The Pentagon responded by condemning North Korea, and accusing them of being a “threat to peace on the peninsula.” Of course over the past weeks the Pentagon has been flying nuclear bombers over the portion of South Korean airspace near the border, so both sides seem to be ratcheting up tensions.

Threats against Hawaii and the US West Coast are common for North Korea as well, though North Korea’s missile systems are mostly designed around attacking South Korea, and their ability to reliably hit Hawaii, let alone California, is in serious doubt.

The ever worsening rhetoric on both sides also has China concerned, and foreign policy analysts predict that the new Chinese government may take “concrete steps” to try to calm the situation. They will struggle to find a balance, however, between being tougher on North Korea without “exciting them” into a hostile response.

That’s a tall order. China is North Korea’s only real ally, and as their business interests grow worldwide, they are getting sick of treating North Korea with kid gloves as they get into these repeated rows with the US. At the same time, the whole problem is those rows destabilizing the region, and “handling” them has always ended up a de facto Chinese responsibility since they stand to lose the most from the destabilization on their border.



The only ones who can come close to North Korea for the bellicosity of their rhetoric are the US government and Reuters

North Korea to cut all channels with South as ‘war may break out any time’
Reclusive North Korea is to cut the last channel of communications with the South because war could break out at "any moment," it said on March 27, days of after warning the United States and South Korea of nuclear attack.



27 March, 2013



The move is the latest in a series of bellicose threats from North Korea in response to new U.N. sanctions imposed after its third nuclear test in February and to "hostile" military drills under way joining the United States and South Korea.

The North has already stopped responding to calls on the hotline to the U.S. military that supervises the heavily armed Demilitarized Zone (DMZ) and the Red Cross line that has been used by the governments of both sides.

"Under the situation where a war may break out at any moment, there is no need to keep north-south military communications which were laid between the militaries of both sides," the North's KCNA news agency quoted a military spokesman as saying.

"There do not exist any dialogue channel and communications means between the DPRK and the U.S. and between the north and the south."

Despite the shrill rhetoric, few believe North Korea, formally known as the Democratic People's Republic of Korea (DPRK), will risk starting a full-out war.

North and South Korea are still technically at war anyway after their 1950-53 civil conflict ended with an armistice, not a treaty, which the North says it has since torn to pieces.

The "dialogue channel" is used on a daily basis to process South Koreans who work in the Kaesong industrial project where 123 South Korean firms employ more than 50,000 North Koreans to make household goods.

About 120 South Koreans are stationed at Kaesong at any one time on average.
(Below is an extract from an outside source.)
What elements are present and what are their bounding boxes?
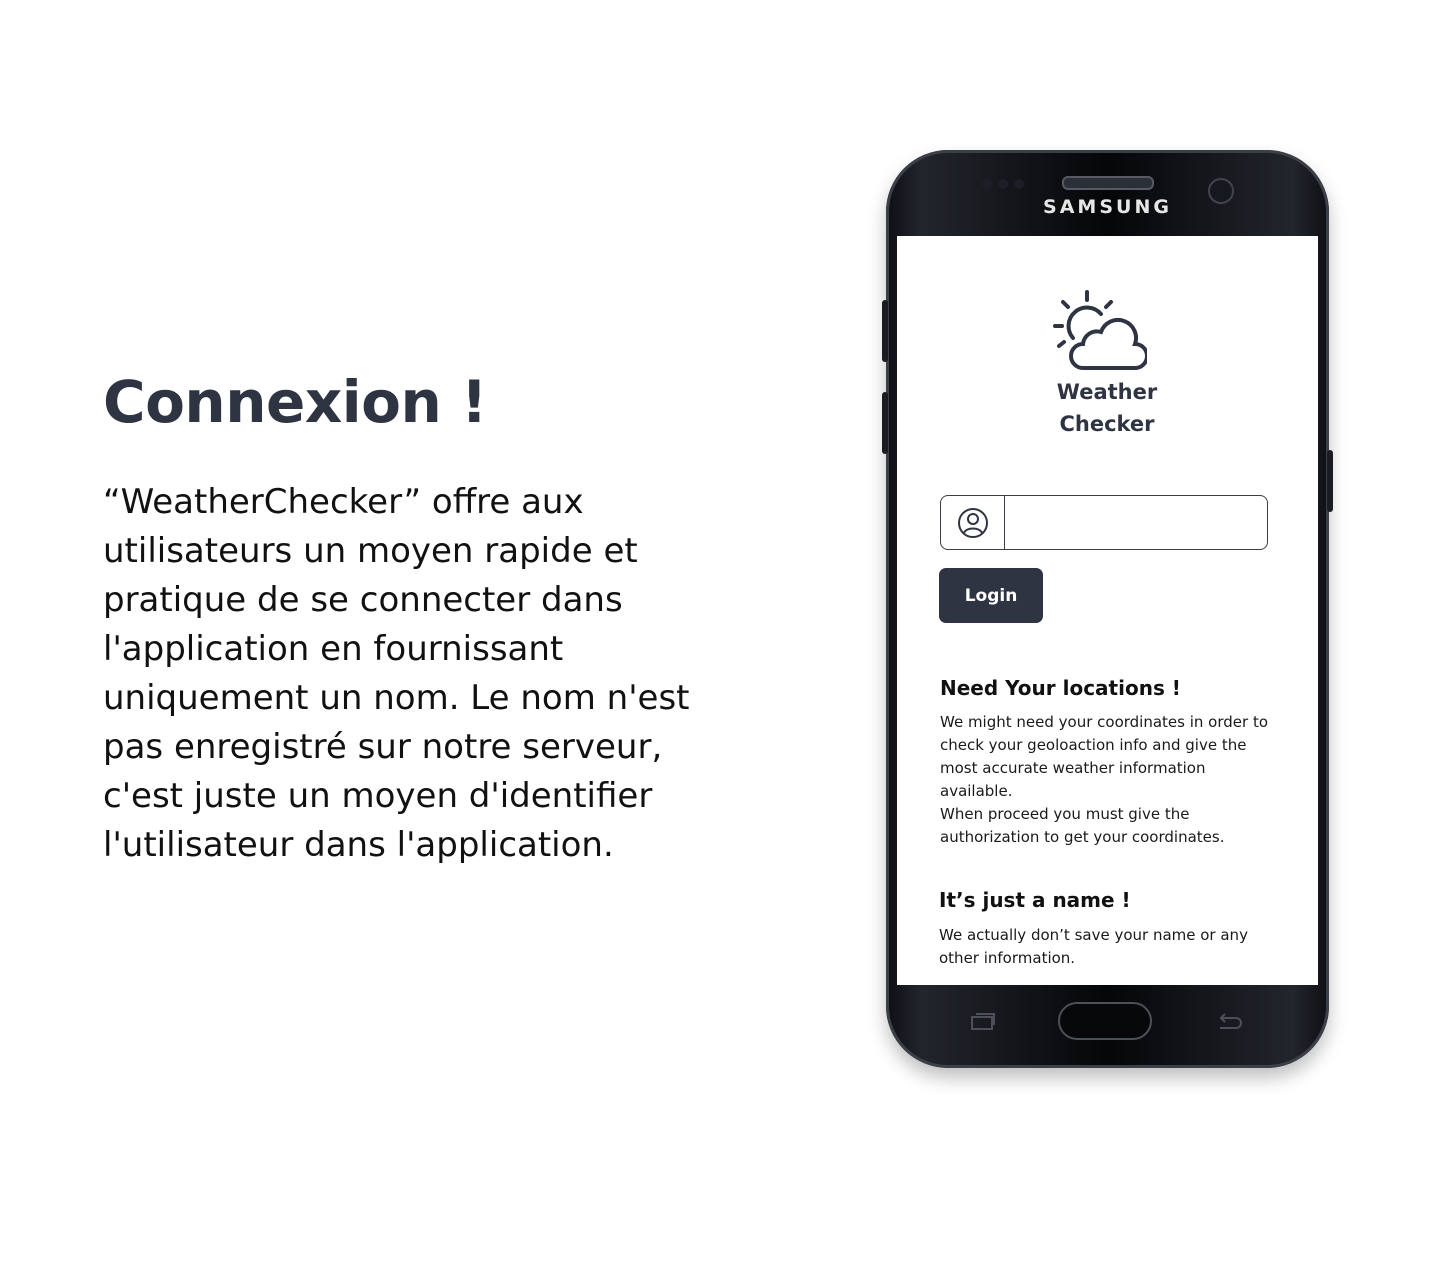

It is the last remaining joint project in operation between the two Koreas after South Korea cut off most aid and trade in response to Pyongyang's shooting of a South Korean tourist and the sinking of a South Korean naval vessel blamed on the North.

Kaesong is one of North Korea's few hard currency earners, producing $2 billion a year in trade with the South, and Pyongyang is unlikely to close it except as a last resort.

The North's military spokesman representing its "supreme command" did not mention Kaesong, which has suffered temporary shutdowns before.

The South Korean government said it would take steps to ensure the safety of the workers at Kaesong. It did not elaborate.